Congresswoman Maxine Waters (D-CA) stated, “We are here to take on President Bush and Dick Cheney.” Actor Harry Belafonte called Black Republicans in the Bush administration “Black tyrants.” Perennial parader Jesse Jackson said, “Race baiters and discriminators may go underground, but they never move out of town.”
Activist Greg Mathis called for reauthorization on the grounds that the Bush administration and Republicans are “the enemy of our progress.” He added, “They shot and missed when they enslaved, segregated and oppressed our people. They shot and missed when they stole the past two presidential elections. They shot and missed when they denied our right to vote.”
Mathis might want to check his history book. The VRA was opposed in 1965 by nearly every Southern Democrat, and it was Democrats who formed the Ku Klux Klan in the 1800s to terrorize and lynch Blacks who dared register to vote or vote for Republicans.
So what’s the problem here? The problem is that the Democrats have no domestic centerpiece issue for 2006, so they are borrowing one from 2007, the year the VRA must be reauthorized. Let’s first get the facts straight on the VRA, even though most Democratic leaders want to ignore them.
The Voting Rights Act of 1965 (VRA) prohibits racial discrimination in voting, registering to vote, and drawing new congressional districts. Though the VRA applies to the entire nation, it contains special provisions for specific counties and nine states that in 1965 were most responsible for denying citizens of racial minorities access to the polls. Under the VRA, the specific states, counties and other voting jurisdictions must submit to the U.S. Department of Justice proposed changes in their voting procedures to ensure that proposed changes are not discriminatory.
The special provisions requiring federal oversight of voting procedures are scheduled to expire in 2007. Congress has extended these provisions three times since 1965, and should do so again. The next reauthorization, however, should extend these provisions to all fifty states. Voting fraud and questionable election outcomes have occurred in jurisdictions outside those specifically covered by the VRA, and protections against future fraudulent practices should be ensured for every American.
The VRA’s basic prohibitions against discriminatory voting laws and practices are permanent and do not expire in 2007. Yet some congressional Democrats and the so-called “Black leaders” are spinning the deadline to scare minority voters into thinking that their right to vote will disappear completely in two years if the special provisions are not reauthorized.
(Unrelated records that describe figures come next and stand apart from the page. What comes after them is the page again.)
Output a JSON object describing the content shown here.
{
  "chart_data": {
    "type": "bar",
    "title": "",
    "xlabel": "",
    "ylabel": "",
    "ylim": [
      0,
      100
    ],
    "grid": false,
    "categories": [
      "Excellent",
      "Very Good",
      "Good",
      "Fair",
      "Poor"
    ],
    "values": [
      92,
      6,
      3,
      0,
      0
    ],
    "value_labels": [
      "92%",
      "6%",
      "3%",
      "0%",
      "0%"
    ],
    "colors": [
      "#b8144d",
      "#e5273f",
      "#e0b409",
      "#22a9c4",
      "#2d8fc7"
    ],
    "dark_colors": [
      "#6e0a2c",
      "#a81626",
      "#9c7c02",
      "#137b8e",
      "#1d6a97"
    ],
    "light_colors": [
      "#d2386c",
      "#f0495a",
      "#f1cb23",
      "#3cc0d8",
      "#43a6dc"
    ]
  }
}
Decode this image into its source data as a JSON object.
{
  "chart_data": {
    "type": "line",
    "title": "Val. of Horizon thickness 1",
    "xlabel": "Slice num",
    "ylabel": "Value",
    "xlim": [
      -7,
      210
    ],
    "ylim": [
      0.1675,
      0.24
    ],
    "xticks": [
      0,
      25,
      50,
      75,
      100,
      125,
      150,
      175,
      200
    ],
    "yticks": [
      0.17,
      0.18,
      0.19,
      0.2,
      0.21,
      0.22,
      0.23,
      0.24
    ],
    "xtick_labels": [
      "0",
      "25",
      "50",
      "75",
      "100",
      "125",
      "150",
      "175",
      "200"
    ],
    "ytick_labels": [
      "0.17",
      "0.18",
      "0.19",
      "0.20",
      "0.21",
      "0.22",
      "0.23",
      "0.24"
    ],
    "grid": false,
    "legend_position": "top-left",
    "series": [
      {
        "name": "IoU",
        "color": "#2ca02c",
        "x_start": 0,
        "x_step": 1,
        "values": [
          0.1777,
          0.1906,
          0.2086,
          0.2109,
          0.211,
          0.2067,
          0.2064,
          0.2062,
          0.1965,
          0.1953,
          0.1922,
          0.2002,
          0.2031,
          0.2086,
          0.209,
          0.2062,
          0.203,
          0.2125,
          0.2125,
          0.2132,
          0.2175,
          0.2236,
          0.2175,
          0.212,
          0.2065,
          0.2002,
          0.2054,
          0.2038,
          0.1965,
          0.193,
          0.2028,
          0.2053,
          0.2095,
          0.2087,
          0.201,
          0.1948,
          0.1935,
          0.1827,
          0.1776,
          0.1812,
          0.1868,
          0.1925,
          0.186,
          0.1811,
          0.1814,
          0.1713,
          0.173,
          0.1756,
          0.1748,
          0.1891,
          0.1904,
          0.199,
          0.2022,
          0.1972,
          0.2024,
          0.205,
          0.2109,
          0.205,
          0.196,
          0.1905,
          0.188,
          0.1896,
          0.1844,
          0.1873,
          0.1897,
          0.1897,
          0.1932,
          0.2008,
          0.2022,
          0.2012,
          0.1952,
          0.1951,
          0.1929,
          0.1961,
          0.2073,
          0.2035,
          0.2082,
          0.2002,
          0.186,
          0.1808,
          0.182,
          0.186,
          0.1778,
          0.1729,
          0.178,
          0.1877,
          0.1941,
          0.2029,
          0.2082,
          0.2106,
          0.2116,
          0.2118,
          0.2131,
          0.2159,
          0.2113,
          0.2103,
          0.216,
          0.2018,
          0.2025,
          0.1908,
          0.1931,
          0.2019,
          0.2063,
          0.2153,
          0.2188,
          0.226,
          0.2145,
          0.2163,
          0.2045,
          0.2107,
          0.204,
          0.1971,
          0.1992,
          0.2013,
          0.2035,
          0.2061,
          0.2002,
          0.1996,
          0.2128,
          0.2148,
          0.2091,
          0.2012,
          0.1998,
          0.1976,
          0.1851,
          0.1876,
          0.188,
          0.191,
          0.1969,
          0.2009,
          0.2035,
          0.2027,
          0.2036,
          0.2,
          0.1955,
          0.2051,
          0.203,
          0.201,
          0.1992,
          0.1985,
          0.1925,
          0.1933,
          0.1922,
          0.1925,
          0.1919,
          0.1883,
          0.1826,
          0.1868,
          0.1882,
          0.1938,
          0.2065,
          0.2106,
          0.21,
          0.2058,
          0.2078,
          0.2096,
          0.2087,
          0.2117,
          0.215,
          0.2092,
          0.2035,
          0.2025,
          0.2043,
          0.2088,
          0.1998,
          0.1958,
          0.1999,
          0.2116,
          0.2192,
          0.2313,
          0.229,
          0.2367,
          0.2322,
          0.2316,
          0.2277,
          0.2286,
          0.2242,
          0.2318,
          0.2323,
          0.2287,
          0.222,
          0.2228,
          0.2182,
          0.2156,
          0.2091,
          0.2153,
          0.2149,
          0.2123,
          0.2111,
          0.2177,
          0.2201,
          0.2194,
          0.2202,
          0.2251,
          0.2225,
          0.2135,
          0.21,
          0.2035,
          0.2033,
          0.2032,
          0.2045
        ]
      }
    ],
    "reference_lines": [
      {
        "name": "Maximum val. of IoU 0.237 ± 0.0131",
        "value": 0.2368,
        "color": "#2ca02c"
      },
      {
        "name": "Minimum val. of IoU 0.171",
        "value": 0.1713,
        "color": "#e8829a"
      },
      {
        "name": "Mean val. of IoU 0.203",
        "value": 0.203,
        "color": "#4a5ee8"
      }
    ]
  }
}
The VRA has been called the most successful civil rights legislation in history. Since it was enacted the percentage of registered voters from racial minorities registered to vote has risen astronomically. In 1965, just 7 percent of Blacks were registered to vote in Mississippi, 19 percent were registered in Alabama, and 27 percent were registered in Georgia. According to 2004 Census statistics, 64 percent of the U.S. Black voting age population is registered to vote, compared to 68 percent of Whites.
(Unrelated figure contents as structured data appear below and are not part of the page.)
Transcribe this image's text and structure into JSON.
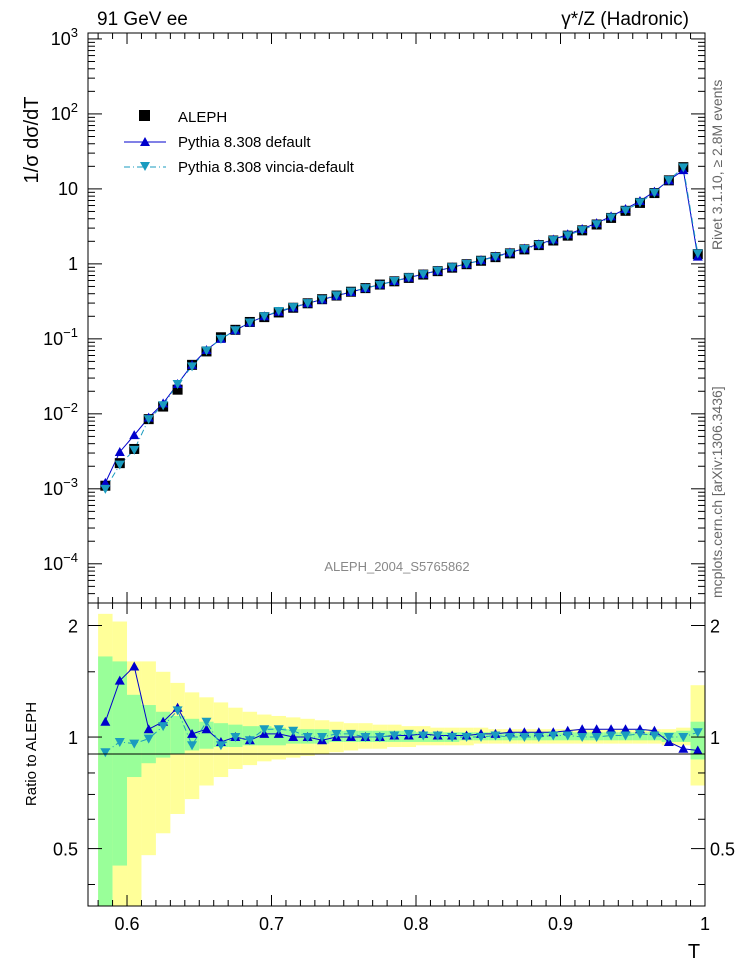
{
  "header": {
    "left": "91 GeV ee",
    "right": "γ*/Z (Hadronic)"
  },
  "side_labels": {
    "rivet": "Rivet 3.1.10, ≥ 2.8M events",
    "mcplots": "mcplots.cern.ch [arXiv:1306.3436]"
  },
  "analysis_label": "ALEPH_2004_S5765862",
  "colors": {
    "data": "#000000",
    "pythia_default": "#0000cc",
    "pythia_vincia": "#1a9bbf",
    "band_inner": "#99ff99",
    "band_outer": "#ffff99"
  },
  "chart_data": [
    {
      "type": "scatter",
      "name": "main",
      "ylabel": "1/σ dσ/dT",
      "xlabel": "T",
      "xlim": [
        0.573,
        1.0
      ],
      "ylim": [
        3e-05,
        1200
      ],
      "yscale": "log",
      "ytick_labels": [
        "10^-4",
        "10^-3",
        "10^-2",
        "10^-1",
        "1",
        "10",
        "10^2",
        "10^3"
      ],
      "legend": [
        "ALEPH",
        "Pythia 8.308 default",
        "Pythia 8.308 vincia-default"
      ],
      "legend_position": "top-left",
      "x": [
        0.585,
        0.595,
        0.605,
        0.615,
        0.625,
        0.635,
        0.645,
        0.655,
        0.665,
        0.675,
        0.685,
        0.695,
        0.705,
        0.715,
        0.725,
        0.735,
        0.745,
        0.755,
        0.765,
        0.775,
        0.785,
        0.795,
        0.805,
        0.815,
        0.825,
        0.835,
        0.845,
        0.855,
        0.865,
        0.875,
        0.885,
        0.895,
        0.905,
        0.915,
        0.925,
        0.935,
        0.945,
        0.955,
        0.965,
        0.975,
        0.985,
        0.995
      ],
      "series": [
        {
          "name": "ALEPH",
          "values": [
            0.0011,
            0.0022,
            0.0034,
            0.0085,
            0.0125,
            0.021,
            0.045,
            0.068,
            0.105,
            0.132,
            0.168,
            0.195,
            0.225,
            0.26,
            0.298,
            0.338,
            0.378,
            0.425,
            0.475,
            0.53,
            0.585,
            0.65,
            0.72,
            0.8,
            0.89,
            0.99,
            1.1,
            1.23,
            1.38,
            1.56,
            1.78,
            2.05,
            2.38,
            2.8,
            3.35,
            4.1,
            5.1,
            6.5,
            8.8,
            13.0,
            19.5,
            1.35
          ]
        },
        {
          "name": "Pythia 8.308 default",
          "values": [
            0.0012,
            0.0031,
            0.0052,
            0.0089,
            0.0138,
            0.025,
            0.045,
            0.071,
            0.1,
            0.13,
            0.165,
            0.2,
            0.23,
            0.262,
            0.298,
            0.335,
            0.375,
            0.422,
            0.475,
            0.53,
            0.59,
            0.655,
            0.73,
            0.81,
            0.9,
            1.0,
            1.12,
            1.26,
            1.42,
            1.6,
            1.83,
            2.11,
            2.48,
            2.92,
            3.5,
            4.3,
            5.4,
            6.9,
            9.2,
            13.0,
            17.8,
            1.25
          ]
        },
        {
          "name": "Pythia 8.308 vincia-default",
          "values": [
            0.001,
            0.0021,
            0.0033,
            0.0085,
            0.013,
            0.025,
            0.043,
            0.07,
            0.1,
            0.13,
            0.165,
            0.2,
            0.235,
            0.265,
            0.3,
            0.337,
            0.38,
            0.427,
            0.475,
            0.525,
            0.59,
            0.66,
            0.73,
            0.81,
            0.9,
            1.0,
            1.11,
            1.24,
            1.39,
            1.58,
            1.79,
            2.07,
            2.4,
            2.82,
            3.38,
            4.15,
            5.16,
            6.6,
            8.9,
            13.1,
            19.4,
            1.38
          ]
        }
      ]
    },
    {
      "type": "scatter",
      "name": "ratio",
      "ylabel": "Ratio to ALEPH",
      "xlabel": "T",
      "xlim": [
        0.573,
        1.0
      ],
      "ylim": [
        0.35,
        2.3
      ],
      "yscale": "log",
      "xtick_labels": [
        "0.6",
        "0.7",
        "0.8",
        "0.9",
        "1"
      ],
      "ytick_labels": [
        "0.5",
        "1",
        "2"
      ],
      "x": [
        0.585,
        0.595,
        0.605,
        0.615,
        0.625,
        0.635,
        0.645,
        0.655,
        0.665,
        0.675,
        0.685,
        0.695,
        0.705,
        0.715,
        0.725,
        0.735,
        0.745,
        0.755,
        0.765,
        0.775,
        0.785,
        0.795,
        0.805,
        0.815,
        0.825,
        0.835,
        0.845,
        0.855,
        0.865,
        0.875,
        0.885,
        0.895,
        0.905,
        0.915,
        0.925,
        0.935,
        0.945,
        0.955,
        0.965,
        0.975,
        0.985,
        0.995
      ],
      "band_inner": [
        [
          0.35,
          1.65
        ],
        [
          0.45,
          1.6
        ],
        [
          0.78,
          1.3
        ],
        [
          0.85,
          1.22
        ],
        [
          0.88,
          1.17
        ],
        [
          0.9,
          1.14
        ],
        [
          0.92,
          1.12
        ],
        [
          0.93,
          1.1
        ],
        [
          0.94,
          1.09
        ],
        [
          0.94,
          1.08
        ],
        [
          0.95,
          1.07
        ],
        [
          0.95,
          1.07
        ],
        [
          0.95,
          1.06
        ],
        [
          0.96,
          1.05
        ],
        [
          0.96,
          1.05
        ],
        [
          0.96,
          1.05
        ],
        [
          0.97,
          1.04
        ],
        [
          0.97,
          1.04
        ],
        [
          0.97,
          1.04
        ],
        [
          0.97,
          1.04
        ],
        [
          0.97,
          1.04
        ],
        [
          0.97,
          1.04
        ],
        [
          0.97,
          1.03
        ],
        [
          0.97,
          1.03
        ],
        [
          0.97,
          1.03
        ],
        [
          0.98,
          1.03
        ],
        [
          0.98,
          1.03
        ],
        [
          0.98,
          1.03
        ],
        [
          0.98,
          1.03
        ],
        [
          0.98,
          1.03
        ],
        [
          0.98,
          1.03
        ],
        [
          0.98,
          1.03
        ],
        [
          0.98,
          1.03
        ],
        [
          0.98,
          1.03
        ],
        [
          0.98,
          1.03
        ],
        [
          0.98,
          1.03
        ],
        [
          0.98,
          1.03
        ],
        [
          0.98,
          1.03
        ],
        [
          0.98,
          1.03
        ],
        [
          0.97,
          1.03
        ],
        [
          0.97,
          1.04
        ],
        [
          0.87,
          1.1
        ]
      ],
      "band_outer": [
        [
          0.35,
          2.15
        ],
        [
          0.35,
          2.05
        ],
        [
          0.35,
          1.6
        ],
        [
          0.48,
          1.6
        ],
        [
          0.55,
          1.5
        ],
        [
          0.62,
          1.4
        ],
        [
          0.68,
          1.32
        ],
        [
          0.74,
          1.28
        ],
        [
          0.78,
          1.24
        ],
        [
          0.82,
          1.2
        ],
        [
          0.84,
          1.17
        ],
        [
          0.86,
          1.15
        ],
        [
          0.87,
          1.14
        ],
        [
          0.88,
          1.13
        ],
        [
          0.89,
          1.12
        ],
        [
          0.9,
          1.11
        ],
        [
          0.91,
          1.1
        ],
        [
          0.92,
          1.09
        ],
        [
          0.93,
          1.09
        ],
        [
          0.93,
          1.08
        ],
        [
          0.94,
          1.08
        ],
        [
          0.94,
          1.07
        ],
        [
          0.95,
          1.07
        ],
        [
          0.95,
          1.06
        ],
        [
          0.95,
          1.06
        ],
        [
          0.95,
          1.06
        ],
        [
          0.96,
          1.06
        ],
        [
          0.96,
          1.05
        ],
        [
          0.96,
          1.05
        ],
        [
          0.96,
          1.05
        ],
        [
          0.96,
          1.05
        ],
        [
          0.96,
          1.05
        ],
        [
          0.96,
          1.05
        ],
        [
          0.96,
          1.05
        ],
        [
          0.96,
          1.05
        ],
        [
          0.96,
          1.05
        ],
        [
          0.96,
          1.05
        ],
        [
          0.96,
          1.05
        ],
        [
          0.96,
          1.05
        ],
        [
          0.95,
          1.05
        ],
        [
          0.95,
          1.06
        ],
        [
          0.74,
          1.38
        ]
      ],
      "series": [
        {
          "name": "Pythia 8.308 default",
          "values": [
            1.1,
            1.42,
            1.55,
            1.05,
            1.1,
            1.2,
            1.02,
            1.05,
            0.97,
            1.0,
            0.98,
            1.02,
            1.02,
            1.0,
            1.0,
            0.98,
            1.0,
            1.0,
            1.0,
            1.0,
            1.01,
            1.01,
            1.02,
            1.01,
            1.01,
            1.01,
            1.02,
            1.02,
            1.03,
            1.03,
            1.03,
            1.03,
            1.04,
            1.05,
            1.05,
            1.05,
            1.05,
            1.05,
            1.04,
            0.97,
            0.93,
            0.92
          ]
        },
        {
          "name": "Pythia 8.308 vincia-default",
          "values": [
            0.91,
            0.97,
            0.96,
            0.99,
            1.07,
            1.18,
            0.95,
            1.1,
            0.95,
            1.0,
            0.98,
            1.05,
            1.05,
            1.04,
            1.0,
            1.0,
            1.02,
            1.02,
            1.0,
            1.0,
            1.01,
            1.02,
            1.01,
            1.01,
            1.0,
            1.0,
            1.0,
            1.01,
            1.0,
            1.0,
            1.0,
            1.01,
            1.01,
            1.0,
            1.0,
            1.01,
            1.01,
            1.02,
            1.01,
            1.0,
            1.0,
            1.03
          ]
        }
      ]
    }
  ]
}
The Bush administration and Congressional Republican leaders of course support reauthorization of the VRA. Attorney General Alberto Gonzales stated, “This administration looks forward to working with Congress on the reauthorization of this important legislation.” House Speaker Dennis Hastert (R-IL), Majority Leader Tom DeLay (R-TX), House Judiciary Committee Chairman James Sensenbrenner (R-WI) and others are on record for supporting reauthorization of the special provisions.
Congressional Republicans should move reauthorization to the top of their 2006 agenda and vote on the bill a year early. That will take the air out of the Democrat’s election year strategy, making the issue for them as flat as their leadership.